Affiche anti-CED du Parti Communiste Français.
« Pour organiser l’Europe, qu’on la prenne donc comme elle est, c’est-à-dire comme un ensemble formé de peuples très distincts dont chacun a, bien à lui, son corps, son âme, son génie et, par suite, doit avoir ses forces. Renvoyons aux géomètres les plans étranges qui prétendent mêler, à l’intérieur des mêmes unités, les contingents de pays divers pour fabriquer l’armée apatride. Où donc les soldats de cette Babel militaire iraient-ils puiser leur vertu ? Si, pour une coalition, il est nécessaire d’instituer entre États, par délégation de tous, un système unique aux échelons supérieurs du Commandement, le principe qui domine tout c’est qu’une armée se bat avant tout pour son pays, sous l’autorité de son gouvernement et sous les ordres de ses chefs. Aucune, je dis aucune, de celle que doit fournir l’Europe ne saurait être ni bâtie, ni employée, autrement. »
Général de Gaulle, discours prononcé à Nîmes en 1951
Le projet finit donc par capoter et c'est finalement l'OTAN qui va jouer le rôle de système de défense commun sur notre continent. L'Europe se dote d'institutions économiques, puis politiques mais restera divisée quand à l'utilité d'avoir une armée et une diplomatie commune. En tant de crise cela pourrait être un avantage, mais cela voudrait dire aussi que chaque pays doit se plier à la décision commune. C'est ainsi qu'en 2003, s'il avait existé une armée européenne commune lors de l'engagement américain en Irak, elle serait intervenue là bas car la majorité des pays européens soutenait l'alliance avec les Etats-Unis.
Le problème après la chute du Mur de Berlin est de savoir s'il faut faire une armée européenne indépendante, une armée européenne associée à l'OTAN ou si l'Europe doit laisser les pays maîtres de leurs armées.
La question reste toujours importante et varie selon les gouvernements. La France pendant longtemps n'a absolument pas eu envie de voir ses décisions internationales dictées par d'autres. La Grande Bretagne aussi tout en gardant un partenariat privilégié avec les Etats-Unis. Pour les pays d'Europe de l'Est la protection américaine semble plus solide qu'une illusoire armée européenne qui en plus couterait très cher. La France semble de plus en plus se ranger à cette dernière solution, le président Sarkozy ayant rompu avec l'idée gaulienne d'indépendance militaire de la France pour revenir au sein du commandement intégré de l'OTAN.

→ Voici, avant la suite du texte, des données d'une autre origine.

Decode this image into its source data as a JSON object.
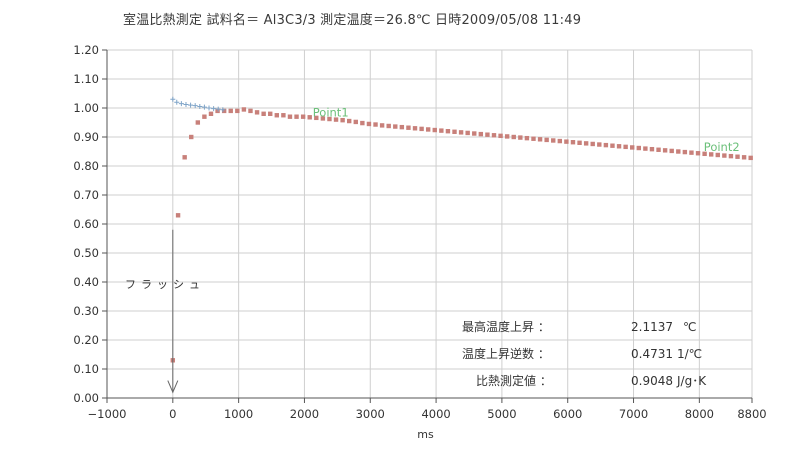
{
  "chart_data": {
    "type": "scatter",
    "title": "室温比熱測定  試料名＝ Al3C3/3 測定温度＝26.8℃ 日時2009/05/08 11:49",
    "xlabel": "ms",
    "ylabel": "",
    "xlim": [
      -1000,
      8800
    ],
    "ylim": [
      0.0,
      1.2
    ],
    "grid": true,
    "x_ticks": [
      -1000,
      0,
      1000,
      2000,
      3000,
      4000,
      5000,
      6000,
      7000,
      8000,
      8800
    ],
    "x_tick_labels": [
      "−1000",
      "0",
      "1000",
      "2000",
      "3000",
      "4000",
      "5000",
      "6000",
      "7000",
      "8000",
      "8800"
    ],
    "y_ticks": [
      0.0,
      0.1,
      0.2,
      0.3,
      0.4,
      0.5,
      0.6,
      0.7,
      0.8,
      0.9,
      1.0,
      1.1,
      1.2
    ],
    "y_tick_labels": [
      "0.00",
      "0.10",
      "0.20",
      "0.30",
      "0.40",
      "0.50",
      "0.60",
      "0.70",
      "0.80",
      "0.90",
      "1.00",
      "1.10",
      "1.20"
    ],
    "series": [
      {
        "color": "#c8807a",
        "marker": "square",
        "x": [
          0,
          80,
          180,
          280,
          380,
          480,
          580,
          680,
          780,
          880,
          980,
          1080,
          1180,
          1280,
          1380,
          1480,
          1580,
          1680,
          1780,
          1880,
          1980,
          2080,
          2180,
          2280,
          2380,
          2480,
          2580,
          2680,
          2780,
          2880,
          2980,
          3080,
          3180,
          3280,
          3380,
          3480,
          3580,
          3680,
          3780,
          3880,
          3980,
          4080,
          4180,
          4280,
          4380,
          4480,
          4580,
          4680,
          4780,
          4880,
          4980,
          5080,
          5180,
          5280,
          5380,
          5480,
          5580,
          5680,
          5780,
          5880,
          5980,
          6080,
          6180,
          6280,
          6380,
          6480,
          6580,
          6680,
          6780,
          6880,
          6980,
          7080,
          7180,
          7280,
          7380,
          7480,
          7580,
          7680,
          7780,
          7880,
          7980,
          8080,
          8180,
          8280,
          8380,
          8480,
          8580,
          8680,
          8780
        ],
        "y": [
          0.13,
          0.63,
          0.83,
          0.9,
          0.95,
          0.97,
          0.98,
          0.99,
          0.99,
          0.99,
          0.99,
          0.995,
          0.99,
          0.985,
          0.98,
          0.98,
          0.975,
          0.975,
          0.97,
          0.97,
          0.97,
          0.968,
          0.966,
          0.964,
          0.962,
          0.96,
          0.958,
          0.955,
          0.952,
          0.948,
          0.945,
          0.943,
          0.94,
          0.938,
          0.936,
          0.934,
          0.932,
          0.93,
          0.928,
          0.926,
          0.924,
          0.922,
          0.92,
          0.918,
          0.916,
          0.914,
          0.912,
          0.91,
          0.908,
          0.906,
          0.904,
          0.902,
          0.9,
          0.898,
          0.896,
          0.894,
          0.892,
          0.89,
          0.888,
          0.886,
          0.884,
          0.882,
          0.88,
          0.878,
          0.876,
          0.874,
          0.872,
          0.87,
          0.868,
          0.866,
          0.864,
          0.862,
          0.86,
          0.858,
          0.856,
          0.854,
          0.852,
          0.85,
          0.848,
          0.846,
          0.844,
          0.842,
          0.84,
          0.838,
          0.836,
          0.834,
          0.832,
          0.83,
          0.828
        ]
      },
      {
        "color": "#7fa4c8",
        "marker": "plus",
        "x": [
          0,
          60,
          130,
          200,
          270,
          340,
          410,
          480,
          550,
          620,
          690,
          760
        ],
        "y": [
          1.03,
          1.02,
          1.015,
          1.012,
          1.01,
          1.008,
          1.005,
          1.003,
          1.0,
          0.998,
          0.996,
          0.994
        ]
      }
    ],
    "annotations": {
      "point1": {
        "label": "Point1",
        "x": 2400,
        "y": 0.985
      },
      "point2": {
        "label": "Point2",
        "x": 8250,
        "y": 0.865
      },
      "flash": {
        "label": "フラッシュ",
        "x": 0
      }
    },
    "results": [
      {
        "label": "最高温度上昇 ：",
        "value": "2.1137",
        "unit": "℃"
      },
      {
        "label": "温度上昇逆数 ：",
        "value": "0.4731",
        "unit": "1/℃"
      },
      {
        "label": "比熱測定値 ：",
        "value": "0.9048",
        "unit": "J/g･K"
      }
    ],
    "colors": {
      "grid": "#cfcfcf",
      "axis": "#555555",
      "point_label": "#6cc07a"
    }
  }
}
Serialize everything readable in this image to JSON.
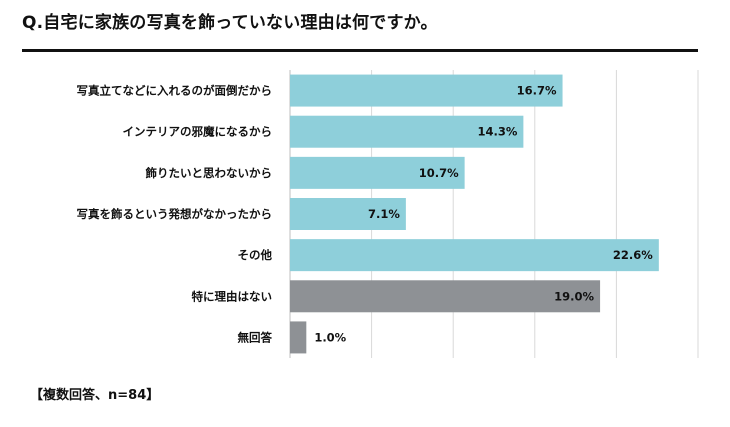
{
  "title": "Q.自宅に家族の写真を飾っていない理由は何ですか。",
  "footnote": "【複数回答、n=84】",
  "colors": {
    "primary": "#8ecfda",
    "gray": "#8e9195",
    "grid": "#d9d9d9"
  },
  "chart_data": {
    "type": "bar",
    "orientation": "horizontal",
    "categories": [
      "写真立てなどに入れるのが面倒だから",
      "インテリアの邪魔になるから",
      "飾りたいと思わないから",
      "写真を飾るという発想がなかったから",
      "その他",
      "特に理由はない",
      "無回答"
    ],
    "values": [
      16.7,
      14.3,
      10.7,
      7.1,
      22.6,
      19.0,
      1.0
    ],
    "value_labels": [
      "16.7%",
      "14.3%",
      "10.7%",
      "7.1%",
      "22.6%",
      "19.0%",
      "1.0%"
    ],
    "bar_colors": [
      "primary",
      "primary",
      "primary",
      "primary",
      "primary",
      "gray",
      "gray"
    ],
    "xlim": [
      0,
      25
    ],
    "grid": true
  }
}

Néanmoins des réalisations militaires européennes existent comme des projets d'armements communs dont le Tigre, hélicoptère de combat franco-allemand ou l'Eurofighter, avion de chasse germano-britanico-italo-espagnol (projet auquel la France n'a hélas pas participé pour des raisons politico-industrielles). Surtout depuis 1993 existe l'Eurocorps, des bataillons d'abord franco-allemands auxquels se sont joint les belges, les luxembourgeois et les espagnols. Malgré ses 60 000 hommes, cette "armée européenne" dont le commandement est basé à Strasbourg et qui communiquent en anglais (à laquelle la Pologne devrait se joindre cette année) reste plus symbolique qu'autre chose, même si elle intervient en Bosnie ou en Afghanistan.